When a legal claim is brought against the manager, member, employee or agent of a limited liability company one of their first questions is who will pay for their defense and any damages ultimately assessed against them for the claim. They will generally look to the company itself to fund their defense and to pay any damages or settlement amounts to the claimant. That is, they will want the company to indemnify them against the claim.
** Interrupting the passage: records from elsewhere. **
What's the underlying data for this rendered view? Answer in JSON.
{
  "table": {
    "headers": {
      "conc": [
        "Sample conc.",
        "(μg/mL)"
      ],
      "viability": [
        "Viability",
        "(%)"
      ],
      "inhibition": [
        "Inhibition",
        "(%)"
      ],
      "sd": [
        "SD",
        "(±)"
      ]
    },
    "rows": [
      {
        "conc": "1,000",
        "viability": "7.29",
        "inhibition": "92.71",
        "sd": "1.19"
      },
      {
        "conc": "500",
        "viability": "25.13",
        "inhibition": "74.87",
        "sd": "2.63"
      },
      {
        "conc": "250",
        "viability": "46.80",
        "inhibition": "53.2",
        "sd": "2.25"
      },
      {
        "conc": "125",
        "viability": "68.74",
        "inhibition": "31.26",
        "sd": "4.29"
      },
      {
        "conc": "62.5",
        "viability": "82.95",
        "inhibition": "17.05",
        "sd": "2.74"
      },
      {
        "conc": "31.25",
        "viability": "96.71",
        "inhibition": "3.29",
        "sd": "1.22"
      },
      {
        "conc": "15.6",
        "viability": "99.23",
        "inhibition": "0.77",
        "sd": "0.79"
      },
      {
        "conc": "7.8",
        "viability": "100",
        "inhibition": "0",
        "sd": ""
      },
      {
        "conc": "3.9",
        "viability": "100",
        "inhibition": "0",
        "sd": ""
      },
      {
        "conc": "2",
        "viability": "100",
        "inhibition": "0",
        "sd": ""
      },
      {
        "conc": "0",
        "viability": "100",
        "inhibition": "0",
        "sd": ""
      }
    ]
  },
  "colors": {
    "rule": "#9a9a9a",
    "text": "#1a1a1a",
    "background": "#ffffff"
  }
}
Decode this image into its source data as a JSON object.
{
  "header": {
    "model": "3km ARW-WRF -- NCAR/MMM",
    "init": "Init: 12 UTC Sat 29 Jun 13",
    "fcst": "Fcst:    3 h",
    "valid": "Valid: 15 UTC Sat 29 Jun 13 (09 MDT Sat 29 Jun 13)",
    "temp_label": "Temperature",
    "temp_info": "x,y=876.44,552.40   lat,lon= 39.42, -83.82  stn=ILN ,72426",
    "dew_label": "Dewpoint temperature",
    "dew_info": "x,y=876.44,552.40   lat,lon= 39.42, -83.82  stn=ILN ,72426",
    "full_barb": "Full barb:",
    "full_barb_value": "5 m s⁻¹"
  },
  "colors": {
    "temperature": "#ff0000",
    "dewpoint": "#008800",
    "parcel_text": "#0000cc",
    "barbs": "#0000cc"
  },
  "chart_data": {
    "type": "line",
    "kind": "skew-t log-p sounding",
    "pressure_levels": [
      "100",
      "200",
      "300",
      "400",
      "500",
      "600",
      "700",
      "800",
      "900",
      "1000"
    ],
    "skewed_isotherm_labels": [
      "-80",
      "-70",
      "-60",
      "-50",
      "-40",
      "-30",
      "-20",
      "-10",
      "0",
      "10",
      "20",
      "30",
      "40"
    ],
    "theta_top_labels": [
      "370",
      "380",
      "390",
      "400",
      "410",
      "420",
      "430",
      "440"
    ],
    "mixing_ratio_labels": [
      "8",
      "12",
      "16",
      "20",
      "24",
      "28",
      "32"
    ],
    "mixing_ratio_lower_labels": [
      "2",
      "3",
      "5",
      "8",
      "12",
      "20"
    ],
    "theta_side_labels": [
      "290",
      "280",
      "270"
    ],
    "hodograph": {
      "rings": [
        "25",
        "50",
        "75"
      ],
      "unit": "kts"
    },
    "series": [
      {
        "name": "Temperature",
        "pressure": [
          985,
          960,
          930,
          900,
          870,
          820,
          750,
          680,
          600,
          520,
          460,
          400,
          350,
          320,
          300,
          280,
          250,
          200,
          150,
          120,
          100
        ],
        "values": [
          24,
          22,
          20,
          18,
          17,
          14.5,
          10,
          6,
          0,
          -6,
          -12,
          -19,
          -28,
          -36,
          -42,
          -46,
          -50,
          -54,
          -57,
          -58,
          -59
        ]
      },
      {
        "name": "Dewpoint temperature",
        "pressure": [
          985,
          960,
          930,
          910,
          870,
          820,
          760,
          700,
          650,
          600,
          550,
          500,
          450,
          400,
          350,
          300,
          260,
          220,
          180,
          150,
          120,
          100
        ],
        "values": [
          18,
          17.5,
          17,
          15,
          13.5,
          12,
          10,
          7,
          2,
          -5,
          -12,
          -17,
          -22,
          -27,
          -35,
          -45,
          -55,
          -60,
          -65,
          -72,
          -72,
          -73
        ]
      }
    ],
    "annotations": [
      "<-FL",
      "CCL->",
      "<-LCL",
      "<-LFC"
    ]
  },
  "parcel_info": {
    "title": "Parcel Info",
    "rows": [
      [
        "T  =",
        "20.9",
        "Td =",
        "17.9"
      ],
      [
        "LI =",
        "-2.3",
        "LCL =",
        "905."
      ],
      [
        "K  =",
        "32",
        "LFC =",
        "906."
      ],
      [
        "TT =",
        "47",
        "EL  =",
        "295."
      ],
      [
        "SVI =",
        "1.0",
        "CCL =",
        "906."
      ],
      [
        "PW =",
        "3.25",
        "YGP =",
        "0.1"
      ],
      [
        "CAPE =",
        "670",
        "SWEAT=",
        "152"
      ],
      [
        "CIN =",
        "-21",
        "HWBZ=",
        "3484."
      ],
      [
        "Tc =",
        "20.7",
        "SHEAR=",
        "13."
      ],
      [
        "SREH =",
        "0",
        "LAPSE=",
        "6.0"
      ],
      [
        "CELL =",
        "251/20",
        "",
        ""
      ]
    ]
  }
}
However, under Oregon law the company may not be able to provide such indemnity either because neither the company’s articles of organization nor its operating agreement specifically permit it or because the particular claim is one of those claims for which the company is statutorily prohibited from providing such indemnity.
Oregon law (ORS 63.160) states that an LLC’s articles of organization or its operating agreement:
“. . . may provide for indemnification of any person for acts or omissions as a member, manager, employee or agent and may eliminate or limit the liability of a member, manager,employee or agent to the limited liability company or its members for damages from such acts or omissions. . . .”
It is important to note though that no provision eliminating or limiting personal liability or providing for indemnification of a member of a member-managed LLC or a manager of a manager-managed LLC will be valid, “. . . for any act or omission occurring prior to the date when such provision became effective, . . .” ORS 63.160 (emphasis added)
Consequently, it is often critically important to make certain that either the articles of organization or the operating agreement specifically address the issues of indemnity for members, managers, and agents as well as the rights, if any, such members, managers and agents will have to indemnification in the event of any claim, preferably before the act or omission which is the basis of a claim.
Finally, it is important to note that an LLC subject to Oregon law cannot eliminate or limit the liability of its members and managers as to specific claims regardless of any provision in the operating agreement or articles of organization. Those claims are: (1) breach of the duty of loyalty to the company or to its members; (2) intentional misconduct or violation of law not in good faith; (3) any unlawful distributions in violation of ORS 63.235; and, (4) any transaction from which a member or manager obtains an improper personal benefit.